Ingredients
- 3 strips bacon
- 1 small green bell pepper
- 1 small red bell pepper
- ½ sweet onion
- 1 jalapeño
- 2 tablespoons butter, softened
- 1 tablespoon Worcestershire sauce
- Juice of 1/2 lemon
- 1 dozen small cherrystone or large littleneck (i.e. topneck) clams
- Nutritional Information
Nutritional analysis per serving (2 servings)
387 calories; 29 grams fat; 13 grams saturated fat; 0 grams trans fat; 10 grams monounsaturated fat; 3 grams polyunsaturated fat; 16 grams carbohydrates; 2 grams dietary fiber; 8 grams sugars; 15 grams protein; 75 milligrams cholesterol; 707 milligrams sodium
Note: Nutrient information is not available for all ingredients. Amount is based on available data.
2 servings
Preparation
- Cut each bacon strip into 4 pieces and lightly fry in a pan over medium heat. (You don’t want the bacon to become crispy since it is going to go into the broiler later.) Remove and set aside half-cooked bacon.

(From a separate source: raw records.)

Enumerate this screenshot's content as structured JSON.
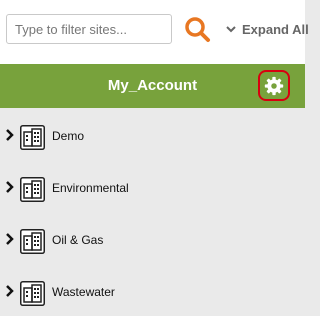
{
  "filter": {
    "placeholder": "Type to filter sites..."
  },
  "search": {
    "icon": "search-icon",
    "color": "#e87722"
  },
  "expand_all": {
    "label": "Expand All"
  },
  "account": {
    "title": "My_Account",
    "bar_color": "#78a23c"
  },
  "settings": {
    "icon": "gear-icon",
    "highlight_color": "#d8000f"
  },
  "sites": [
    {
      "label": "Demo"
    },
    {
      "label": "Environmental"
    },
    {
      "label": "Oil & Gas"
    },
    {
      "label": "Wastewater"
    }
  ]
}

- Chop the peppers and the onion into a medium dice. Chop the jalapeño finely, discarding seeds. It’s a good idea to wash your hands afterward.
- Add the peppers, the onion and the jalapeño to the softened butter.
- Add the Worcestershire sauce and lemon juice to taste.
- Add a generous pinch of the vegetable mixture to each of the opened clams on its half shell. Place a piece of the cooked bacon on top of the mixture on each clam.
- Place the clams under the broiler and let cook until the vegetables begin to wilt and the bacon is almost crisp, around 3 minutes. Serve immediately.